Летом 1901 года любовники разъехались: Брюсов с женой, находившейся на последних месяцах беременности, отправился на дачу в Петровско-Разумовское по Николаевской железной дороге, откуда почти каждый день приезжал в Москву для работы в редакции «Русского архива», Шестеркина же с мужем и детьми значительно дальше от Москвы – в Верею, куда надо было долго ехать на поезде, а затем на лошадях. Судя по всему, между ними было условлено, что Брюсов пишет, что бы то ни было, через день; на протяжении довольно долгого времени он систематически исполняет это обещание.
Значительная часть его писем того времени (хотя и не все) уже давно опубликована65, и именно на их основании М.Л. Гаспаров вынес свое суждение. Однако если мы сопоставим их с ответными письмами Шестеркиной, становится очевидно, что дело обстояло не так просто, как кажется на первый взгляд. Прежде всего, письма эти явно делятся на два разряда: одни пишутся вполне официально, на «Вы» и, судя по всему, отправляются вместе с другими семейными письмами; другие же обращены к «Ты» и посылаются в Москву тайно (чаще всего их относит на почту сын). Особенный накал ситуация приобретает начиная с утреннего письма от 24 июня, когда она пишет карандашом, что подчеркивает спешность и сложность записки:
Со мной сегодня в ночь случилось несчастье, и теперь я лежу, истекая кровью. М. идет сейчас в поиски за доктором.

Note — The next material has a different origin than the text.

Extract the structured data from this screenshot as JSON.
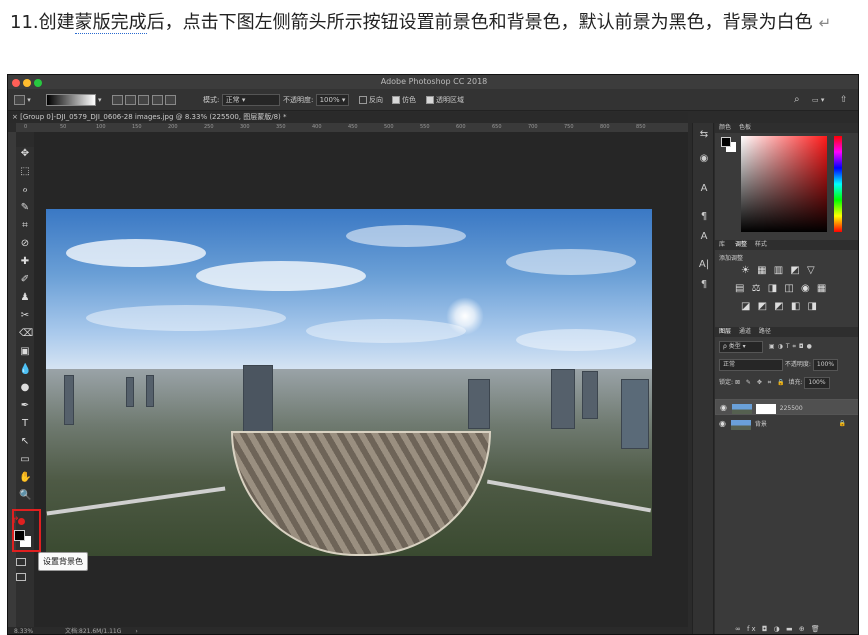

Потеря крови – громадная, невероятная. Мальчик мой, сегодня ночью я упала с кровати – и от этого все и произошло… Я видела сон: Воля – на краю пропасти, – вот-вот упадет. Я вскрикнула, протянула к нему руки… и очнулась – на полу…
Милый, не пиши мне пока «таких» писем, – я не знаю, что еще со мной будет, быть может, я буду без сознания. От меня тоже не жди писем, вряд ли мне позволят писать.
Люблю тебя, – помни, что бы не <так!> случилось, – я любила тебя до конца.